Dill, botanisch Anethum graveolens, gehört wie Fenchel zur Familie der Doldenblütler. Äußerlich kommt Dill zart und fedrig daher, sein Geschmack hat es aber in sich: sein typisches kräftiges herb-süßes Aroma lässt sich in der Küche vielseitig einsetzten. Besonders in der Skandinavischen und Deutschen Küche ist er beliebt: Graved Lachs, Marinaden, Frankfurter Sauce, Eintöpfe und natürlich Gurken - eingelegt oder als Salat - verleiht sein spezieller Geschmack die süßlich-pikante Würze. Die Herkunft des feinen Krauts ist umstritten, wahrscheinlich stammt Dill aus Südeuropa oder Asien. Bereits im Mittelalter wurde er als Küchenkraut zum Einlegen und Würzen von Speisen eingesetzt und für seine krampflösende Wirkung geschätzt. Das kräftige Aroma von Dill verträgt sich am besten mit schlichten Kräutern wie Petersilie, Zwiebeln und Knoblauch.

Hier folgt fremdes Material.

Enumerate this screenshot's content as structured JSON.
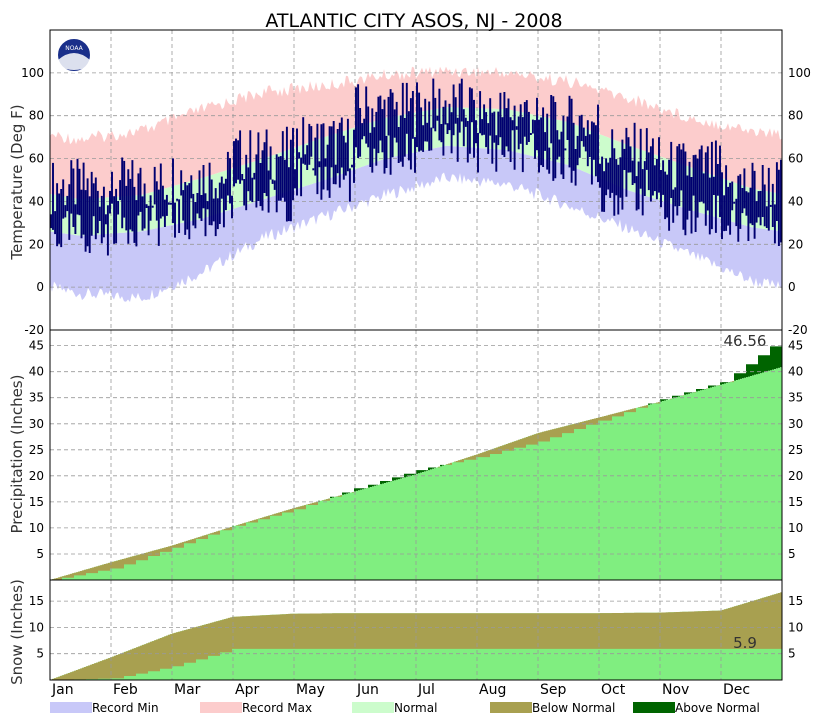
{
  "chart_data": {
    "type": "area",
    "title": "ATLANTIC CITY  ASOS, NJ - 2008",
    "logo_text": "NOAA",
    "months": [
      "Jan",
      "Feb",
      "Mar",
      "Apr",
      "May",
      "Jun",
      "Jul",
      "Aug",
      "Sep",
      "Oct",
      "Nov",
      "Dec"
    ],
    "legend": [
      {
        "label": "Record Min",
        "color": "#c8c8f8"
      },
      {
        "label": "Record Max",
        "color": "#fccccc"
      },
      {
        "label": "Normal",
        "color": "#ccfccc"
      },
      {
        "label": "Below Normal",
        "color": "#a8a050"
      },
      {
        "label": "Above Normal",
        "color": "#006400"
      }
    ],
    "colors": {
      "record_min": "#c8c8f8",
      "record_max": "#fccccc",
      "normal_band": "#ccfccc",
      "observed": "#000070",
      "normal_precip": "#80ee80",
      "below": "#a8a050",
      "above": "#006400",
      "grid": "#999999"
    },
    "panels": {
      "temperature": {
        "ylabel": "Temperature (Deg F)",
        "ylim": [
          -20,
          120
        ],
        "ticks": [
          -20,
          0,
          20,
          40,
          60,
          80,
          100
        ],
        "tick_labels": [
          "-20",
          "0",
          "20",
          "40",
          "60",
          "80",
          "100"
        ],
        "monthly_normal_high": [
          41,
          43,
          51,
          60,
          70,
          79,
          84,
          83,
          77,
          66,
          56,
          46
        ],
        "monthly_normal_low": [
          24,
          26,
          32,
          41,
          50,
          60,
          66,
          64,
          57,
          45,
          36,
          28
        ],
        "monthly_record_high": [
          72,
          76,
          86,
          94,
          97,
          102,
          104,
          103,
          99,
          91,
          82,
          76
        ],
        "monthly_record_low": [
          -6,
          -8,
          4,
          20,
          30,
          40,
          48,
          45,
          35,
          24,
          12,
          0
        ],
        "monthly_observed_high": [
          47,
          48,
          52,
          62,
          68,
          83,
          85,
          82,
          77,
          64,
          56,
          48
        ],
        "monthly_observed_low": [
          25,
          30,
          32,
          41,
          50,
          61,
          67,
          64,
          58,
          44,
          35,
          30
        ]
      },
      "precipitation": {
        "ylabel": "Precipitation (Inches)",
        "ylim": [
          0,
          48
        ],
        "ticks": [
          5,
          10,
          15,
          20,
          25,
          30,
          35,
          40,
          45
        ],
        "tick_labels": [
          "5",
          "10",
          "15",
          "20",
          "25",
          "30",
          "35",
          "40",
          "45"
        ],
        "annotation": "46.56",
        "normal_cumulative_monthend": [
          3.4,
          6.6,
          10.3,
          13.8,
          17.0,
          20.3,
          24.1,
          28.2,
          31.2,
          34.2,
          37.5,
          40.9
        ],
        "observed_cumulative_monthend": [
          2.2,
          6.2,
          10.4,
          13.6,
          17.6,
          21.1,
          23.6,
          26.6,
          30.6,
          34.7,
          38.0,
          46.56
        ]
      },
      "snow": {
        "ylabel": "Snow (Inches)",
        "ylim": [
          0,
          19
        ],
        "ticks": [
          5,
          10,
          15
        ],
        "tick_labels": [
          "5",
          "10",
          "15"
        ],
        "annotation": "5.9",
        "normal_cumulative_monthend": [
          4.3,
          8.8,
          12.0,
          12.6,
          12.7,
          12.7,
          12.7,
          12.7,
          12.7,
          12.8,
          13.2,
          16.7
        ],
        "observed_cumulative_monthend": [
          0.3,
          2.6,
          5.9,
          5.9,
          5.9,
          5.9,
          5.9,
          5.9,
          5.9,
          5.9,
          5.9,
          5.9
        ]
      }
    }
  }
}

Dill: Spitzen, Dolden und Samen

Dilldolden

© wrw

Die gesamte Dillpflanze lässt sich für die Küche nutzen: Die aufgeblühten Dillkronen, das sogenannte Gurkenkraut, aromatisieren eingelegte Gurken und Gurkensalate, die Dillspitzen und Dillblätter sind herber im Arom und verfeinern allerlei Speisen und feine Dressings, die Dillsamen haben den intensivsten Geschmack und die aus Samen und Früchten gewonnenen ätherischen Öle wirken appetitanregend und wirken beruhigend auf Magen und Verdauung. An Mineralstoffen sind in Dill Kalium und Natrium enthalten.